Whether you are concerned about future health problems, have assets that are difficult for you to manage, or will be absent for a period of time and unable to manage your affairs, a Power of Attorney may be a valuable tool. A power of attorney is used in situations where you, the principal, are unable to handle your own affairs or want someone else to handle them for you. The power of attorney gives legal authority to another individual or authorized company to make decisions on your behalf. You do not have to own businesses or be in poor health to consider utilizing powers of attorney; you can use a power of attorney if you are traveling out of the country for an extended period of time or if you just simply want someone else to handle things for you.
In Minnesota, powers of attorney must be written, signed, and dated in order to be valid. You can select who you want your attorney-in-fact to be. The attorney-in-fact is the person that will be making decisions on your behalf, so it should be someone who you trust.

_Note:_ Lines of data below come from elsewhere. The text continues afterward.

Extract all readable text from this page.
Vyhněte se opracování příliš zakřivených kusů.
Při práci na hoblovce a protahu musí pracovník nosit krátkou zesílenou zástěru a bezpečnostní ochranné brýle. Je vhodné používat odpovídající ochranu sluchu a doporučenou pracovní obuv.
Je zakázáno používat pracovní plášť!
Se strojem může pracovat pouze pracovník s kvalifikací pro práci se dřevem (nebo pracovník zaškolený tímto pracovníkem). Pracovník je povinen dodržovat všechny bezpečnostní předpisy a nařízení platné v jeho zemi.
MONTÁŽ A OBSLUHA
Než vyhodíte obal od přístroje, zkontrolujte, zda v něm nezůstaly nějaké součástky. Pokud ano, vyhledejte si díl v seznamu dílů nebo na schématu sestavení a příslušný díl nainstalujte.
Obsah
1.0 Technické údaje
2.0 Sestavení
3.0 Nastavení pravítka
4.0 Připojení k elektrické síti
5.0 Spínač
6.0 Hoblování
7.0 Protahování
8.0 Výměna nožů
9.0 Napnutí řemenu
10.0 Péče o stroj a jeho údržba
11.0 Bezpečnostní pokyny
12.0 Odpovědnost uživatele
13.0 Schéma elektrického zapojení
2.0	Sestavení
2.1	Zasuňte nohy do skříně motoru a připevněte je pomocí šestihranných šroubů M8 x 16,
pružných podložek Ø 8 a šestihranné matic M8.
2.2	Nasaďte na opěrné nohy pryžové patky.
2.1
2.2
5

Once you select who your attorney-in-fact will be, you can designate what types of decisions they can make on your behalf. This can cover a wide range of transactions, including banking, real estate transactions, business transactions, and more. Your power of attorney can authorize all of the available powers, or only powers that you individually select. For example, perhaps you have moved to another part of the state and need someone to handle the closing on your old property, you could grant that person a power of attorney that applies only to that transaction.
You also decide when the power of attorney becomes effective. The power of attorney can have what is called “springing” powers or it can have “current” powers. A power of attorney with springing powers is not effective until the condition you specify occurs, such as if you become incapacitated. In that case, the attorney-in-fact can only start making decisions for you after the condition has occurred. The problem with springing powers is that your banks and other institutions will require proof that the condition has occurred before they will honor the power of attorney, and obtaining sufficient proof can be difficult. By contrast, a power of attorney that is current and not dependent on the occurrence of a condition is more easily accepted by banks and other parties. In that situation, however, the attorney-in-fact is free to exercise his or power as soon as the executed power of attorney document is in their possession.
The attorney-in-fact can be a spouse, adult child, relative, or trusted friend of yours. The person should be someone who you trust to act on your behalf, as their actions will generally be binding upon you. Attorneys-in-fact can be reimbursed for expenses they incur while acting on your behalf, so they must keep an accurate record of receipts and paperwork to be provided to you or your guardian on a regular basis.
The power of attorney must terminate in certain situations or may terminate in permissive situations. A power of attorney is terminated upon your death, or if the attorney-in-fact is the spouse, upon the separation or dissolution of the marriage. The power of attorney is also terminated if you become incapacitated or incompetent unless there is language showing your intention to make the power of attorney “durable.” A durable power of attorney will remain valid even if you become incompetent or incapacitated. If you decide that you do not want the attorney-in-fact to have power of attorney anymore, you can revoke it at any time while you are not incapacitated. If you have an appointed guardian, that person may terminate the power of attorney before a notary public. Regardless of the method of termination, the attorney-in-fact must always be notified of the ending of the power of attorney.
It is important to note that the power of attorney does not give the attorney-in-fact authority to make health care decisions for the principal or for the principal’s children. For additional information, see Minn. Stat. §523.01-523.26.